Ingredients for - Bread Pudding With Caramel Sauce

1. Eggs 8
2. Milk 2 cups
3. Heavy whipping cream 2 cups
4. White sugar 1 ½ cups
5. Rum ¼ cup
6. Vanilla extract 2 teaspoons
7. Salt ¼ teaspoon
8. Italian bread, cut into 1-inch cubes 1 loaf
9. White sugar 1 cup
10. Water ½ cup
11. Vinegar ½ teaspoon
12. Water ¼ cup
13. Butter ¼ cup

How to cook deliciously - Bread Pudding With Caramel Sauce

1 . Stage

Beat eggs in a large bowl with an electric mixer on medium speed until foamy, 2 to 3 minutes.
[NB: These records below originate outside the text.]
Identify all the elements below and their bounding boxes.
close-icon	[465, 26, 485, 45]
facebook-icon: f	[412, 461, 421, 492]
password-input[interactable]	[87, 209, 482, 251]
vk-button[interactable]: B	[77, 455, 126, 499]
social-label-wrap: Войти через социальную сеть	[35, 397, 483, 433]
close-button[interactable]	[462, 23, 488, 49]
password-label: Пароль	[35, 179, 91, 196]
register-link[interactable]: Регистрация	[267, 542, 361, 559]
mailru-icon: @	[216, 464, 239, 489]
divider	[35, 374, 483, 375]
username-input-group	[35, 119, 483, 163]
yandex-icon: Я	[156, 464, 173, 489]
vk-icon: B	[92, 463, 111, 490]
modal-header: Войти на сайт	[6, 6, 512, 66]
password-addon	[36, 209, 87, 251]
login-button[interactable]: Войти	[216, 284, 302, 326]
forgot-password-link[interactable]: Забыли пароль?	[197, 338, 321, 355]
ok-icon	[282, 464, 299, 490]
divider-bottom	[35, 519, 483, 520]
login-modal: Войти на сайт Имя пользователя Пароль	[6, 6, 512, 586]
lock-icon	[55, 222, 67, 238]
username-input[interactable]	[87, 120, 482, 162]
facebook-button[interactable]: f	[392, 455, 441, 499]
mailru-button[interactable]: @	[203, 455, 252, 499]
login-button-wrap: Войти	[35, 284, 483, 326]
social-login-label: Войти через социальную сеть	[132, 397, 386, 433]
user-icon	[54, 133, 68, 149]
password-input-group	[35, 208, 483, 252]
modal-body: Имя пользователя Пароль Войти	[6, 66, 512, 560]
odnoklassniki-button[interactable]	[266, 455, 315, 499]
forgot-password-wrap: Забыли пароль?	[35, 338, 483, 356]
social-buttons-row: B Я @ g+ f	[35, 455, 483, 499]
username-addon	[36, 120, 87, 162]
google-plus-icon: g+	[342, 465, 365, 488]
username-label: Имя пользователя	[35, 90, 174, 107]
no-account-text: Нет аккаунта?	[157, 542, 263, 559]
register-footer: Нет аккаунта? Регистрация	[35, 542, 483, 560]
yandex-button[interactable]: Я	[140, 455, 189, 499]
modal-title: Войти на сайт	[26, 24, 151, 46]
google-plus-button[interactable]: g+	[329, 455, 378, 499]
Beat in milk, cream, 1 1/2 cup sugar, rum, vanilla extract, and salt until mixture is thoroughly combined. Gently stir bread cubes into the egg mixture to coat. Let bread soak until the egg mixture has been absorbed, about 1 hour; stir occasionally.

2 . Stage

Dissolve 1 cup sugar with 1/2 cup water and vinegar in a heavy saucepan. Place over high heat and cook without stirring until the sugar mixture is dark amber in color, about 10 minutes. Remove from heat and let cool until it stops bubbling. Gradually stir 1/4 cup water into the syrup, about 1 tablespoon at a time, stirring until water is incorporated.

3 . Stage

Pour warm sauce into a 9x9-inch baking pan and swirl the pan so the caramel sauce coats the bottom and sides of the pan. Let caramel sauce set, about 15 minutes. Coat inside of baking dish and caramel layer with butter. Transfer soaked bread cubes and any remaining liquid into the baking dish over caramel sauce and gently press bread cubes together. Cover pan with parchment paper.

4 . Stage

Preheat oven to 350 degrees F (175 degrees C).

5 . Stage

Place baking pan into a large roasting pan and pour enough boiling water into the roasting pan to reach halfway up the sides of the baking pan.

6 . Stage

Bake in the preheated oven until a knife inserted into the middle of the pudding comes out clean, about 1 hour and 15 minutes. Let stand for 5 to 10 minutes. Run a knife around the outside of the pan and invert pudding and caramel sauce onto a serving platter.